Interactivité par-ci, interactivité par-là, on entend énormément parler des séries web interactives depuis quelques temps. Certaines à qui ça réussit très bien, d’autres qui se sont fait prendre au piège. Certains débattent de la nécessité de cette technique, d’autres (comme les subventionnaires), la demande à tout prix. Je me suis entretenue avec deux artisans qui semblent avoir compris la recette gagnante de l’interactivité, Miryam Bouchard (créatrice de Fabrique-moi un conte) et Micho Marquis-Rose (créateur de Zieuter.tv) sur le comment du pourquoi.

Premièrement, comment peut-on définir exactement une série web interactive? Quels en sont les critères?

Miryam : Il faut seulement qu’il y ait une participation du public. Ce n’est pas « je clique, je regarde, j’écoute », il faut que le spectateur devienne participant. Souvent, les gens pensent que lorsqu’une série est interactive, c’est compliqué et ça comprend plein d’étapes. Oui, il y en a certaines qui sont complexes, mais il y en a d’autres où c’est très simple. J’aime comparer ça aux livres de notre enfance « Les livres dont vous êtes le héro ». On devait lire l’histoire, et au travers de la lecture, choisir la suite du récit.

Qu’est-ce qui fait que vous avez opté pour l’interactivité? Une demande particulière des subventionnaires ou c’est arrivé spontanément?

Miryam : J’ai eu l’idée il y a quelques années parce qu’en faisant Les chroniques d’une Mère Indigne (elle en était l’instigatrice et la réalisatrice) j’ai réalisé que sur le web, il n’y a pas de filtre, c’es instantané. Autant les critiques que les suggestions du public… Trente secondes après la diffusion d’un épisode, certaines personnes nous écrivaient pour questionner le choix d’un comédien, ou pour nous suggérer une idée pour la suite de l’histoire. J’ai compris que ces gens voulaient avoir une influence sur la série, un peu comme si ça leur appartenait. L’idée me vient aussi un peu de mon père, qui me racontait des histoires inventées quand j’étais petite. Quand j’ai eu l’âge de lire, j’ai compris que ses histoires « inventées », étaient quelques fois sa propre version des contes classiques. (Rires)
Micho : J’ai commencé à développer Zieuter.tv avant que le nouveau Fond des Médias du Canada soit connu. Ensuite, j’ai continué avec des projets interactifs car oui, le financement est plus présent mais aussi parce qu’avec Zieuter.tv mon équipe et moi avons développé une bonne expertise pour ce genre de websérie.

Pourquoi, selon vous, l’interactivité est-elle un critère qui revient régulièrement dans les demandes de subventions? Est-ce que l’interactivité amène vraiment un plus vaste public?

Micho : Dans le cas du FMC, le fond disponible pour les webséries est seulement le volet expérimental.
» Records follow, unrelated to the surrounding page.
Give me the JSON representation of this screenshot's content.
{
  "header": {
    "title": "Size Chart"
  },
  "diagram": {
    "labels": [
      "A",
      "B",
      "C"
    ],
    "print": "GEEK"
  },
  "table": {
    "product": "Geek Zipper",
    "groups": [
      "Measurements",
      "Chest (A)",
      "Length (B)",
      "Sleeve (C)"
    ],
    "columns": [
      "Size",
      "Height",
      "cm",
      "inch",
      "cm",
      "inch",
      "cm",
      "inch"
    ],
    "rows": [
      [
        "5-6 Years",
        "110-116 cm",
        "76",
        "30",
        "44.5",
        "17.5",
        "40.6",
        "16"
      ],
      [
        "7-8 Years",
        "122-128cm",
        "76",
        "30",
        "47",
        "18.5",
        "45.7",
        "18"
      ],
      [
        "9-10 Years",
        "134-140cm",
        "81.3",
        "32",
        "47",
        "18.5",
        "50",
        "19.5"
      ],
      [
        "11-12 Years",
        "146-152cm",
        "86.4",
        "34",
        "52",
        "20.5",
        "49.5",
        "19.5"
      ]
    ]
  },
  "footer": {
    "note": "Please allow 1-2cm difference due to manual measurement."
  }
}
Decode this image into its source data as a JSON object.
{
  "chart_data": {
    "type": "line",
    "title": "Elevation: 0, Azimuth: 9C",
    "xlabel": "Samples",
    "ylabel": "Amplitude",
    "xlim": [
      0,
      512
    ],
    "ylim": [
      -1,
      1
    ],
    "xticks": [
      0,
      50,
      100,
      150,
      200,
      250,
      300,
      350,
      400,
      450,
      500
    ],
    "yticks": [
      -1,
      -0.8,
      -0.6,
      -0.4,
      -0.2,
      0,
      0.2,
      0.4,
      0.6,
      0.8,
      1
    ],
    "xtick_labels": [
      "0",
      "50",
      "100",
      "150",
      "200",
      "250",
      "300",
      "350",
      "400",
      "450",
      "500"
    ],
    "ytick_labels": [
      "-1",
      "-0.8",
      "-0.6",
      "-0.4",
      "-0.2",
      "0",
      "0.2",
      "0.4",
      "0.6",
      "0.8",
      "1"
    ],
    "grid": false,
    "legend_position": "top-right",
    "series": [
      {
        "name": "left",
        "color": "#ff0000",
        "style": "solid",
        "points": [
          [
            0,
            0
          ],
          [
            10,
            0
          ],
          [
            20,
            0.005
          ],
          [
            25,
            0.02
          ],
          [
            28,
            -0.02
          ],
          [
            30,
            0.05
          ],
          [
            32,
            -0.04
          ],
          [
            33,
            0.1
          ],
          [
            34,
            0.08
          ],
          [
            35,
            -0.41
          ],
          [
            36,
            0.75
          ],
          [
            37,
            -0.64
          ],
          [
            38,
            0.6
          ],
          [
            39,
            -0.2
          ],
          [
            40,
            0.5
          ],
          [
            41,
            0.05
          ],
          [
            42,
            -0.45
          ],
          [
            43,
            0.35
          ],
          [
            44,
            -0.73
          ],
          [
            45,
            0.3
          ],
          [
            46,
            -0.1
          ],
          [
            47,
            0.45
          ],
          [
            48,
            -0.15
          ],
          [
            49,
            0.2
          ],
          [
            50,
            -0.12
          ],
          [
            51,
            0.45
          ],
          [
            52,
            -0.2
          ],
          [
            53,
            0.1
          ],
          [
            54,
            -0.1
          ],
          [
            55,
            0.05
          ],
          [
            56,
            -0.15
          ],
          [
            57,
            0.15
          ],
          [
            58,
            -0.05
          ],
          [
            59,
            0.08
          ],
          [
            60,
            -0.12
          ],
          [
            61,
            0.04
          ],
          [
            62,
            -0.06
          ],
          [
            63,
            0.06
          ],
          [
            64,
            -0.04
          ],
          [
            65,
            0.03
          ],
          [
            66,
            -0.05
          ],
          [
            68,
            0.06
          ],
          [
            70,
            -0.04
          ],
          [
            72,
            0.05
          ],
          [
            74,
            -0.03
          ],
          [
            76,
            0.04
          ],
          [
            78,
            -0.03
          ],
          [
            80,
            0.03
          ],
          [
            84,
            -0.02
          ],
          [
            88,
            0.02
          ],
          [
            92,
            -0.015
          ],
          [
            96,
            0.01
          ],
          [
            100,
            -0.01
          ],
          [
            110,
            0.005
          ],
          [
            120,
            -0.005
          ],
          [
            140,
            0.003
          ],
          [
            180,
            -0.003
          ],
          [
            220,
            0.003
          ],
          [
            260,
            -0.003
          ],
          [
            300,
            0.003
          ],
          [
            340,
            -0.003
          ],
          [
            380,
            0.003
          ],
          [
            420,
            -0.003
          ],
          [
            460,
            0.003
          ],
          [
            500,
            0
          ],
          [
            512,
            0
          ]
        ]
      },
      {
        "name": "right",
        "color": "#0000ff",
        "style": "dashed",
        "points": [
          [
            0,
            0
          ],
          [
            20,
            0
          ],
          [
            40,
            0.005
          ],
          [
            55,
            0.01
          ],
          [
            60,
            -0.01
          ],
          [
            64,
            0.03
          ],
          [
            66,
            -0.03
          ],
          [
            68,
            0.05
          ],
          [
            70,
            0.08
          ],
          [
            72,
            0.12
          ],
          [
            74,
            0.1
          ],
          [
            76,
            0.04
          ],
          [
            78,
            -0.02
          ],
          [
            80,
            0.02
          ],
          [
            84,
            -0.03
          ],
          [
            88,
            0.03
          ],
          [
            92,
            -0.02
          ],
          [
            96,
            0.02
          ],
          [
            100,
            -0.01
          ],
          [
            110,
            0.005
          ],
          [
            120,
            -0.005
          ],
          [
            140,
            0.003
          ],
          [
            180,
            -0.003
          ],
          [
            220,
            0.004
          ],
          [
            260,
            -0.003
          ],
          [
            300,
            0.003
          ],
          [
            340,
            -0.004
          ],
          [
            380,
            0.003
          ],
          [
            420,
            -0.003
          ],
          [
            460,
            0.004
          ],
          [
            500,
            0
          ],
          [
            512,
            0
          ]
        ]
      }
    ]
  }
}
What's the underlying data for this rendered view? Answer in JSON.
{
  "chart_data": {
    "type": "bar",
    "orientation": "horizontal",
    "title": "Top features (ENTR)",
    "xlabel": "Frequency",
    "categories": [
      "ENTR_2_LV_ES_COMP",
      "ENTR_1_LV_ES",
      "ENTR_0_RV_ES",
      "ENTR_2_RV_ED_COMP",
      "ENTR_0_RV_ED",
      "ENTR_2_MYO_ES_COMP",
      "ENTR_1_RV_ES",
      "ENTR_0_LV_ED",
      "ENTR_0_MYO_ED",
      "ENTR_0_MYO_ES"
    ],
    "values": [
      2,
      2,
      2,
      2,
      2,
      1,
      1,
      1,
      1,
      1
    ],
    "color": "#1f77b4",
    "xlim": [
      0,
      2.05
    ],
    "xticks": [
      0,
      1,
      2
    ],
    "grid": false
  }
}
Ce volet englobe un paquet de trucs comme les jeux vidéo et les logiciels. La demande d’interactivité est donc justifiée, il faut des projets novateurs et …Expérimentales. Je crois qu’en ce moment, le problème n’est pas la demande d’interactivité des 2 fonds disponibles pour les webséries, mais bien un manque de financement diversifié destiné à ce créneau. Il y a de la place sur le web pour le linéaire et l’interactif, le public est là et aime nos webséries québécoises.

Est-ce une charge de travail plus importante que de gérer un site interactif?

Miryam : C’est certain que c’est plus difficile, ce n’est pas seulement mettre en ligne un épisode une fois par semaine. Fabrique-moi un conte, c’est aussi un tournage, de l’écriture et de la recherche qui s’étalent sur 8 semaines, comme un long métrage. On a décidé de ne pas se faciliter la vie parce qu’en plus, on fait un making of par épisode. C’est aussi plus coûteux et complexe, puisque le site est toujours actif et qu’il y a une mise à jour constante.
Micho :
Définitivement. Plusieurs tests sont nécessaires et tant qu’il y des mises en ligne, le travail n’est pas terminé.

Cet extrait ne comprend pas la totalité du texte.